We’ll be hearing from two Victorian women with two happy endings on this week’s Sunday Opera (3/29 3:00 p.m.) in the form of “Patience” and “Dorothy.” “Patience” is the better known of the two and comes from the pens of W.S. Gilbert and Arthur Sullivan. Patience has never loved, and she looks at all of the lovesick maidens pining after others with scorn. They all love an aesthetic poet named Reginald Bunthorne, but he loves Patience who rejects him causing him to decide to auction himself off to one of the other ladies with the proceeds going to charity as he really doesn’t like poetry. Patience actually had a childhood love who appears as another aesthetic poet named Archibald Grosvenor who is known far and wide as “Archibald the All-Right.” Patience cannot love him now because he is perfection, and it would be selfish for her to do so. Of course, everything works out for the best; all those who are available find a match, and we have the necessary happy ending.
Our cast from 1961 includes Mary Sansom as Patience, John Reed as Bunthorne, and Kenneth Sandford as Archibald. Other members of the company include Yvonne Newman, Gillian Knight, Beti Lloyd-Jones, Jennifer Toye, Donald Adams, John Cartier, and Philip Potter. Isidore Godfrey conducts the New Symphony Orchestra of London and The D’Oyly Carte Opera Company Soloists and Chorus.
We have another happy ending for our second opera (and we really need some happy endings) from 1886 and the long forgotten “Dorothy” by Alfred Cellier and B.C. Stephenson. This opera played for an initial run of 931 performances after a rocky start, a record it would keep for nearly two decades. This is another love story where two wealthy young ladies, Dorothy and her cousin Lydia, who think that women are far better off not being married, disguise themselves as country maids only to meet the two men they would eventually marry, who are also in disguise, and who don’t realize the deception until the end of the opera.
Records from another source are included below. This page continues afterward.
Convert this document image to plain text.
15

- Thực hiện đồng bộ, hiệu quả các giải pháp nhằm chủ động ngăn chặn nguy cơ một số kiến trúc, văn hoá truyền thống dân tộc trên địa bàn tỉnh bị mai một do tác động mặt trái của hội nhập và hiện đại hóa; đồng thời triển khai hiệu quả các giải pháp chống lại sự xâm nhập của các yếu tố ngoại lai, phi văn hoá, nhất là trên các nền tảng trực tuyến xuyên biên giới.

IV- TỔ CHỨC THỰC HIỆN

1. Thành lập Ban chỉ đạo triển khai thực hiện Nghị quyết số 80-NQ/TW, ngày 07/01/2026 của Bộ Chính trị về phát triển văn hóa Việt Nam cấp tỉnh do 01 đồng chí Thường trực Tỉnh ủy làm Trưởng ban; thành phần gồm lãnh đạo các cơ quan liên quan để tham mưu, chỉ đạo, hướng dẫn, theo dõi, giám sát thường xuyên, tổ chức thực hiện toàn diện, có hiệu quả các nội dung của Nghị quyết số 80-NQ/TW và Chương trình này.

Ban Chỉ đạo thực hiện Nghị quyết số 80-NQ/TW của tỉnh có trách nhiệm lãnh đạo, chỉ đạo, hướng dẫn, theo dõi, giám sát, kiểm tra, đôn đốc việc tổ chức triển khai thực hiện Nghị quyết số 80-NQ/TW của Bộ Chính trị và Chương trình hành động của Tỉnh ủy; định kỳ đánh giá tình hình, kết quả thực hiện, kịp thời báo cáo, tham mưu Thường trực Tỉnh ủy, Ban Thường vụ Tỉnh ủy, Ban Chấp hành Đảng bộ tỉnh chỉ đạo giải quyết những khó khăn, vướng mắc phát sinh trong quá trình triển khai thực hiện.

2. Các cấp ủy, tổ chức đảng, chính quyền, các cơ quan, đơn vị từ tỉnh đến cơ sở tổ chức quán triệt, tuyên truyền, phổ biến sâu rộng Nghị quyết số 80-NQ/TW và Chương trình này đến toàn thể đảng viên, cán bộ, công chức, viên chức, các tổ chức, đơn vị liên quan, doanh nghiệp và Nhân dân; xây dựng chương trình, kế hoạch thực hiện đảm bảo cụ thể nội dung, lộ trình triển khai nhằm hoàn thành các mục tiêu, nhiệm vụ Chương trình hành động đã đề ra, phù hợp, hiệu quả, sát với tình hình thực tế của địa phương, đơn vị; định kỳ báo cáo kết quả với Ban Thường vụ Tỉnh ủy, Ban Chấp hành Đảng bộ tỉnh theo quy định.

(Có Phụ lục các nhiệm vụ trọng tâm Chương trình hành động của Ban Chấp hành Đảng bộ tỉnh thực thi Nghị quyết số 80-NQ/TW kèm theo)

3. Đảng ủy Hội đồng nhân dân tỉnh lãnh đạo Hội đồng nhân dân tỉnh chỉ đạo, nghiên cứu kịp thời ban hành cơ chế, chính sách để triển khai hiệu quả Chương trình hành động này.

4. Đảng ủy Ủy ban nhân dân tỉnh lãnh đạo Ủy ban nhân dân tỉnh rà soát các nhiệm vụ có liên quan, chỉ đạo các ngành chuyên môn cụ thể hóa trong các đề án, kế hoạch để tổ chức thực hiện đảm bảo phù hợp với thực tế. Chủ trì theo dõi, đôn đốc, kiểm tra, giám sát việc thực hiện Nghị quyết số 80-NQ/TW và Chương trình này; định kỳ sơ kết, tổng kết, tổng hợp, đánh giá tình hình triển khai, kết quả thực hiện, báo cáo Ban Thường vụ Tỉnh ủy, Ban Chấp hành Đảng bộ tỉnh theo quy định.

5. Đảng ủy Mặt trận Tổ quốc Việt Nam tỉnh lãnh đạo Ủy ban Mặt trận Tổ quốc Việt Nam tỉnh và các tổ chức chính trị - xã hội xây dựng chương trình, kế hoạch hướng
We’ll hear mostly music and very little dialogue of “Dorothy,” but it’s a chance to hear a piece that was incredibly popular in its day. The cast for this includes Majella Cullagh, Lucy Vallis, Stephanie Maitland, Matt Mears, John Ieuan Jones, and Edward Robinson. Richard Bonynge conducts. After the operas we’ll have more music of Sullivan with two of his overtures that were arranged by Cellier, his “Overture di ballo,” and a short march from one of his forgotten works, “The Rose of Persia.”